Her story is familiar to Sister Mary O’Donovan, vocation director for the Carmelite Sisters for the Aged and Infirm. In a time when Christianity is on the decline and the religiously unaffiliated, known by pollsters as “nones,” are on the rise, “a lot of young people don’t have meaning in life,” said O’Donovan.
“There is a very great hunger out there. They’re really searching. Some know what they are searching for. Some don’t. Sometimes they are just waiting to be asked, ‘Did you ever think of religious life?’”
Nobody asked Davis. Not long after her conversion, however, “all of a sudden, the idea came to me: Well, you could be a sister,” she said.
The problem? She wasn’t sure religious sisters were still a thing. Having found, on Google, that they were, she began to contemplate the idea seriously.
Her misgivings revolved mostly around the idea of forfeiting motherhood. “So, I started praying, and asking God: ‘If you want me to be a sister, help me to want it too.’”
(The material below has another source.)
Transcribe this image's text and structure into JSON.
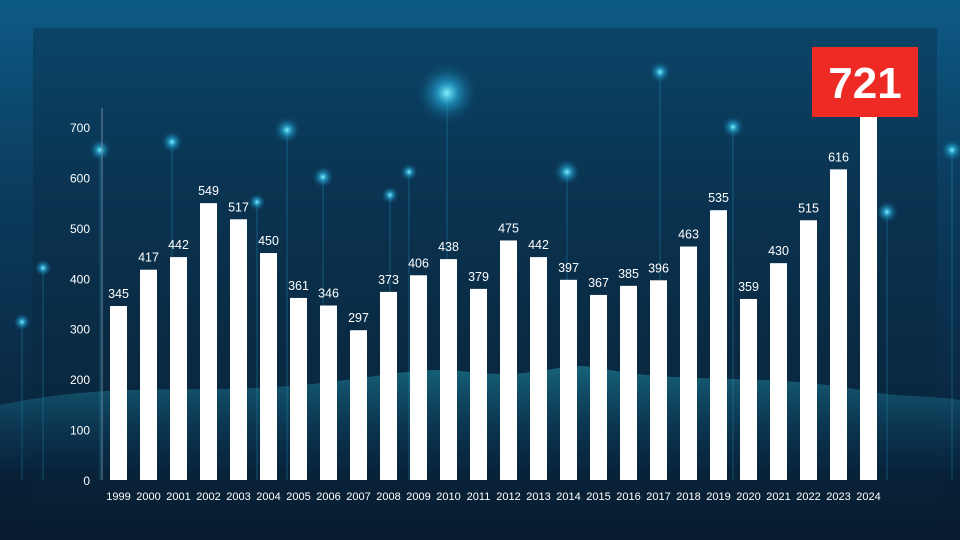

Another obstacle was her parents. While they weren’t bothered about her joining the Catholic Church, “becoming a sister was a much bigger deal,” said Davis. “They were so upset.” (They are now on good terms.)
Eventually, after living for a time with a community of religious contemplatives in New Mexico, Davis, working at a local crisis pregnancy center and as a volunteer caregiver for the elderly, realized she was on the right path, she said. “I was so happy, even though I was busy and tired. I loved what I was doing,” she said. “It was then that I realized the way I was trying to serve looked a lot more like a Sister of Christian Charity.”